Endoscopy studies indicate that up to 15%–30% of persons on chronic NSAID treatment demonstrate erosions or ulcers.18
Unfortunately, symptoms are not an accurate guide to the presence, absence, or severity of gastrointestinal pathology induced by NSAIDs. Even when serious upper gastrointestinal bleeding occurs, it is asymptomatic in the majority of persons until a bleeding event is evident. Hence, clinicians cannot rely upon reports of gastrointestinal tolerability to inform whether gastrointestinal toxicity from NSAIDs is occurring.
The burden of toxicity from NSAIDs belies what had been the widely held perspective that NSAIDs are “safer” analgesics. Both Cox-1 and Cox-2 inhibitors have adverse drug reactions in both the short term and the long term. Indeed, it has been reported that as many as 107,000 hospitalizations and 16,500 deaths annually in the United States may be attributable to NSAID toxicity.19
Through the 1990s it was suggested that for every dollar spent on NSAIDs, treatment of NSAID toxicity cost $1.25.20
Similarly, in the United Kingdom, 10,000 hospital admissions and 2000 deaths annually have been attributed to NSAIDs.21
Cox-1 appears to be critical in the maintenance of gastrointestinal mucosal integrity. The promise of Cox-2 selective inhibitors was based upon the belief that because the therapeutic effects (analgesic and anti-inflammatory) of NSAIDs reside in Cox-2 inhibition, and most of the toxic effects are a result of Cox-1 inhibition, agents which only impact Cox-2 might be free of meaningful adverse gastrointestinal effects.

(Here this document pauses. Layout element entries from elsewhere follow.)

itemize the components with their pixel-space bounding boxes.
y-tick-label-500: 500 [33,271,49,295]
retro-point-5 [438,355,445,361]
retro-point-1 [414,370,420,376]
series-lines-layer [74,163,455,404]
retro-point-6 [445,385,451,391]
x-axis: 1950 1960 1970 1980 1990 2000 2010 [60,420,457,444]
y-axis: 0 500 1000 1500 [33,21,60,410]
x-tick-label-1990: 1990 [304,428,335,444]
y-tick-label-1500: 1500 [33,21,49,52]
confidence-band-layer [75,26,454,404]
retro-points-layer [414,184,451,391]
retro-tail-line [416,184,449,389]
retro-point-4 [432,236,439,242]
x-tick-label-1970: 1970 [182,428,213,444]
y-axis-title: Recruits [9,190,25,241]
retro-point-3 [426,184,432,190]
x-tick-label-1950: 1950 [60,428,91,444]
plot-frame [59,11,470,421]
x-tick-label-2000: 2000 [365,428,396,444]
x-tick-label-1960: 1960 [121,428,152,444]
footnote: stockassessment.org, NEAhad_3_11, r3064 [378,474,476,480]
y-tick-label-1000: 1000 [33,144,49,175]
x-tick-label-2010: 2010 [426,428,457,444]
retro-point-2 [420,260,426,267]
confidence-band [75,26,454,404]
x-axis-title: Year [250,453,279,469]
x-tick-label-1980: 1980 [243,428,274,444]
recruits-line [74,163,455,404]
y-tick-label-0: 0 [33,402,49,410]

This understanding, although fundamentally sound, turned out to be only partially correct. First, all cyclo-oxygenase selectivity is relative. That is, Cox-2 selective agents have a high relative degree of blockade of Cox-2, while they incur small (but not zero) Cox-1 effects. Additionally, Cox selectivity may be a dose-related phenomenon, and may also vary depending upon the assay used to assess Cox activity. For instance, in the United States, etodolac (Lodine®
) and meloxicam (Mobic®
) are considered “traditional” (ie, not Cox-2 specific) NSAIDs. In Canada and much of Europe, meloxicam (in particular) was considered a Cox-2 selective agent, based upon the William Harvey human modified whole blood assay.22
In keeping with the above, analysis of various NSAIDs by this method at the time indicated that, at 80% inhibition of Cox-2, rofecoxib, etodolac, and meloxicam were the three most selective NSAIDs tested (all were more Cox-2 selective than the currently available agent, celecoxib). However, even with the most selective agents, some degree of Cox-1 inhibition occurs.16
Finally, populations who tend to use NSAIDs commonly or chronically are often of advanced years, and subsequently are also using aspirin long term for the primary or secondary prevention of cardiovascular disease. It has been shown that concomitant administration of aspirin with NSAIDs elevates the risk of gastrointestinal bleeding by 3–4-fold.